A assembleia cristã ou Igreja reunida constitui lugar essencial de aproximação do Senhor, que se aproxima de nós. Deus constitui-nos como Seu povo santo e está presente quando dois ou três se reúnem em seu nome: ali nos acolhe, nos fala, nos alimenta e fortalece com o Pão da Vida; ali O louvamos e bendizemos, confessamos os nossos pecados e somos perdoados, suplicamos auxílio para as nossas debilidades; ali avivamos a fé e o amor; para ali levamos os nossos dons humanos e dali saímos cheios dos dons da Vida divina.

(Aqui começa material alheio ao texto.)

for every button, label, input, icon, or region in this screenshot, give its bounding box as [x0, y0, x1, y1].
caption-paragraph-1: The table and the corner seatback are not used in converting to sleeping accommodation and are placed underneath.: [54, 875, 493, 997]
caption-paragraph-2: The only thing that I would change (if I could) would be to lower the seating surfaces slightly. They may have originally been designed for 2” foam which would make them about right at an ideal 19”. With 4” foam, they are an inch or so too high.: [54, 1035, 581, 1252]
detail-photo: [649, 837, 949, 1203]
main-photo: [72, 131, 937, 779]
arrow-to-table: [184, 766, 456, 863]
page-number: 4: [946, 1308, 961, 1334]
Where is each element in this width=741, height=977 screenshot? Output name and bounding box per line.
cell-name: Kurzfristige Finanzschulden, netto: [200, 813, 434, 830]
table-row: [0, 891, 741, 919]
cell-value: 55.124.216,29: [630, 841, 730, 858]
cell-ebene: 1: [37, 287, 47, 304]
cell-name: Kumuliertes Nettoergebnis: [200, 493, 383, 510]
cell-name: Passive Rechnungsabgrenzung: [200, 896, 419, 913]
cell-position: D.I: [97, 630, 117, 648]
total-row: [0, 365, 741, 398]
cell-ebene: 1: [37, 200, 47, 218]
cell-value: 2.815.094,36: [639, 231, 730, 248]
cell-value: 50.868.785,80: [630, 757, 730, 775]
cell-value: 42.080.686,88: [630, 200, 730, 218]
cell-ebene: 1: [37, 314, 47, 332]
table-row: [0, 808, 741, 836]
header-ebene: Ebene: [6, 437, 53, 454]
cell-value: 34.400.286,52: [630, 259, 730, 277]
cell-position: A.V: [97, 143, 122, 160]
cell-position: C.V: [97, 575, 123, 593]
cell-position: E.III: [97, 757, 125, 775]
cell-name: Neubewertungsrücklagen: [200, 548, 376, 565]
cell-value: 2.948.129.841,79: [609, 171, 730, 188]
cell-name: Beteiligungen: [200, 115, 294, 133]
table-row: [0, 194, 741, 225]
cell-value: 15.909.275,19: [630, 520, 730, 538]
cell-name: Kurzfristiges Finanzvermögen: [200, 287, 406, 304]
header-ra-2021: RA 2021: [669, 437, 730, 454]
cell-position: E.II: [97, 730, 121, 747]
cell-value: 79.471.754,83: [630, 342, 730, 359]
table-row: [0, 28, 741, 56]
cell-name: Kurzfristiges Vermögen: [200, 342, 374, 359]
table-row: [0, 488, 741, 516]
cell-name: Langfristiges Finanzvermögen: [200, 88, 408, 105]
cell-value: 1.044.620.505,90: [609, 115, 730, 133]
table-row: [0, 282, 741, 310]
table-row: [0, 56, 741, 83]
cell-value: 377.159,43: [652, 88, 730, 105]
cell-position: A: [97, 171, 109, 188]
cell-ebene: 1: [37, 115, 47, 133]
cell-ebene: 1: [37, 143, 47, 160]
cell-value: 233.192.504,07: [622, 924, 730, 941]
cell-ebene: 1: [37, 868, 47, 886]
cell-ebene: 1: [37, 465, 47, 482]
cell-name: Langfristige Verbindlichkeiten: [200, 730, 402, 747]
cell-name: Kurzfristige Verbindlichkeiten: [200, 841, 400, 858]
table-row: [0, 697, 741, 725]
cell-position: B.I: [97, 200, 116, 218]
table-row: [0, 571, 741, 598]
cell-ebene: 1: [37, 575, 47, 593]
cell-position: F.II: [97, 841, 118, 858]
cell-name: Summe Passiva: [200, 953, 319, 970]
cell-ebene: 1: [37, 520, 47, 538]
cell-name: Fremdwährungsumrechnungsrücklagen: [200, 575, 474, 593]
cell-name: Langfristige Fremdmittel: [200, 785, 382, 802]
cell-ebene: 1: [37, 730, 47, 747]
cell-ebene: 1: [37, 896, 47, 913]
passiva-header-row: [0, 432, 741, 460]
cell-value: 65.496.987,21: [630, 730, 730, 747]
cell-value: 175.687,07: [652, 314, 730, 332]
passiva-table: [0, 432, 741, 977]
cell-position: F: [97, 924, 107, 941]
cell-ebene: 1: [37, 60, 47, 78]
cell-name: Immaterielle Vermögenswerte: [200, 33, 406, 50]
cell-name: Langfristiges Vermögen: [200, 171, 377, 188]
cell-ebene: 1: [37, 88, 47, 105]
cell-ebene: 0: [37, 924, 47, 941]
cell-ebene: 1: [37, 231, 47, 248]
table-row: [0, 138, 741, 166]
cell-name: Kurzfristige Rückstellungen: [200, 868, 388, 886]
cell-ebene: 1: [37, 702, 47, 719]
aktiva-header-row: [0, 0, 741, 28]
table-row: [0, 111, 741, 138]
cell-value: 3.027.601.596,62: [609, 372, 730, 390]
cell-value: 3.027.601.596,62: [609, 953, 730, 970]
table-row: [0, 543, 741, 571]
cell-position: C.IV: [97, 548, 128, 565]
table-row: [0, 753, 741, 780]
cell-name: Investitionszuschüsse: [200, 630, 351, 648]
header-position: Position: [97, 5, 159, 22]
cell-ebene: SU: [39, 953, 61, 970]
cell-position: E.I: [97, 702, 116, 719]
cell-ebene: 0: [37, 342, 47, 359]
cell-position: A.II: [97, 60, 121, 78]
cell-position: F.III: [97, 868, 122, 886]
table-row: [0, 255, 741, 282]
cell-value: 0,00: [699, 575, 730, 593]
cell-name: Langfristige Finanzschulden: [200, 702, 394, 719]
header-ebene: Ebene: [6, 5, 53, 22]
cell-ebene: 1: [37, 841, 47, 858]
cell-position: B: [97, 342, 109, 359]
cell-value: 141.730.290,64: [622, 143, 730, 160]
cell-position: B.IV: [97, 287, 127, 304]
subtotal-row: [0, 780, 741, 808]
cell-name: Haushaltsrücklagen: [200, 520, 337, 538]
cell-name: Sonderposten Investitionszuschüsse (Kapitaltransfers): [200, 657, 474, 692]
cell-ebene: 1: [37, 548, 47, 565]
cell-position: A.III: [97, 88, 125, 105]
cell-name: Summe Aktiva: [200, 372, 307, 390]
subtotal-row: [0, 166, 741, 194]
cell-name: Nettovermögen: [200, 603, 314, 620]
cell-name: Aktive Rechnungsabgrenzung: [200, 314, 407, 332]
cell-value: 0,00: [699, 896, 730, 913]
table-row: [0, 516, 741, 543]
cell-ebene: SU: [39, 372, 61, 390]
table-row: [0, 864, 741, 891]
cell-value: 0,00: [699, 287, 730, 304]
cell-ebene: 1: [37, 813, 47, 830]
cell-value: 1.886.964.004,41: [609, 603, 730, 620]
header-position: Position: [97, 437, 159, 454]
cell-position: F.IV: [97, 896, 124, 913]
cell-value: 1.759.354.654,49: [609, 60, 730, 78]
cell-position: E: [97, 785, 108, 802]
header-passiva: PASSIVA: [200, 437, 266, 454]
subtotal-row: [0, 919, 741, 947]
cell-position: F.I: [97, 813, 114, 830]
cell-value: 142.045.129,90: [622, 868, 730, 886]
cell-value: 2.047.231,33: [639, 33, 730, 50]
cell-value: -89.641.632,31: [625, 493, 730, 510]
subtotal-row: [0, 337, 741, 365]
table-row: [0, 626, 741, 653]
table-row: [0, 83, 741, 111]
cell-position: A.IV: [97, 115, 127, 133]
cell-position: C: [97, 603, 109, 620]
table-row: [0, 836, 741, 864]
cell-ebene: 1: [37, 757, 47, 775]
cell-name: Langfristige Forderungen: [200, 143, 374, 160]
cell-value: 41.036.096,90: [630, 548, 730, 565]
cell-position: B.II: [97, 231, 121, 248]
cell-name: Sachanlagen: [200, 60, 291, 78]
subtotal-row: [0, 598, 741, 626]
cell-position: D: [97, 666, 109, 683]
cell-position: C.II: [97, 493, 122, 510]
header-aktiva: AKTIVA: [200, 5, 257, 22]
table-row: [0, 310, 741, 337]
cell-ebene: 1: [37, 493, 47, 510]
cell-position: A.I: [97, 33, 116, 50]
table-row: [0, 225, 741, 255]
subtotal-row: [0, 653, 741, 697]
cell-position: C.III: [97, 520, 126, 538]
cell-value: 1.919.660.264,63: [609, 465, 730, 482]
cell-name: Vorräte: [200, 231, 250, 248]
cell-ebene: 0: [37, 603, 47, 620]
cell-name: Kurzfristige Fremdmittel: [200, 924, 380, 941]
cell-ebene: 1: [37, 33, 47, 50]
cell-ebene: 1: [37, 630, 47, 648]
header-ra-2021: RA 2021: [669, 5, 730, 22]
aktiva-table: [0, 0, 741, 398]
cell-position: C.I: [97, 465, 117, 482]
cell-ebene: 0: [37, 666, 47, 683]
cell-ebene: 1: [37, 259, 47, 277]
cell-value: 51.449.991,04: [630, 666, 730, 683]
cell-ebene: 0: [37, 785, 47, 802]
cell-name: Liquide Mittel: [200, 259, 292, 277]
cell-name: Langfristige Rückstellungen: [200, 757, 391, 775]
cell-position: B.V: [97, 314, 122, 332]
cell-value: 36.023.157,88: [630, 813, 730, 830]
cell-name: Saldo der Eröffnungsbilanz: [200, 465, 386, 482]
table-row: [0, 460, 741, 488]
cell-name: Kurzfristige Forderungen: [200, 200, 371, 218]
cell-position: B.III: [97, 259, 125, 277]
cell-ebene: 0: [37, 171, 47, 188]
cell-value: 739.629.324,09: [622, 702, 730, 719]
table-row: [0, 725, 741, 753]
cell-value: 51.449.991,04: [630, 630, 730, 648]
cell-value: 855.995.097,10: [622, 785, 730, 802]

O nosso caminho de conversão a Deus e ao serviço dos irmãos não se pode fazer sem a Igreja, o povo que caminha na fé e na profundidade espiritual de vida a partir do Evangelho. Conversão a Deus significa sempre e ao mesmo tempo conversão à sua Igreja, apesar de todas as suas fragilidades humanas, mas lugar de encontro humano e divino.
Ela é a casa do Pai na qual vivemos, o lar que frequentemente abandonamos e ao qual voltamos quando nos deixamos mover pela graça e pela misericórdia. Mesmo com os seus defeitos é sacramento da salvação, é sinal presente no mundo, é luz que abre caminhos e realização dos horizontes de santidade e comunhão entre os seus membros e com o Senhor que a conduz.
As propostas que a Quaresma nos faz têm como horizonte uma inserção mais plena na Igreja, Corpo de Cristo e mistério de comunhão, sem a qual ficamos órfãos, perdemos o sentido de Deus e o sentido dos outros.
“Convertei-vos a Mim de todo o coração”.
A conversão a Deus é a meta de todo o nosso caminho de cristãos, a fim de estarmos com Ele, vivermos n’Ele e encontrarmos n’Ele a motivação fundamental para o nosso agir em ordem à transformação do mundo.
Pode estar-se no mundo de muitas formas. A nossa, própria de cristãos, tem uma marca específica: viver em Cristo, por Cristo e com Cristo. A orientação da vida, do coração, dos sentimentos, dos actos e dos valores de um cristão brotam do seu ser em Cristo, incarnando o seu modo de ser a partir de dentro.
Converter-se a Cristo significa incarnar na inteligência, no coração e na totalidade de nós mesmos a grande máxima do Apóstolo: “Já não sou eu que vivo, é Cristo que vive em mim”. Envolvidos por Cristo crucificado e ressuscitado, procuremos renovar-nos a nós mesmos e demos o nosso contributo para que o Senhor renove todas as coisas, o nosso mundo interior e as realidades exteriores.
A Quaresma será um tempo favorável de graça se nos pusermos a caminho ao encontro Senhor que já se aproximou de nós e, connosco, quer ir ao encontro dos homens e mulheres nossos irmãos na evangelização, na caridade e na construção da Sua Igreja Santa.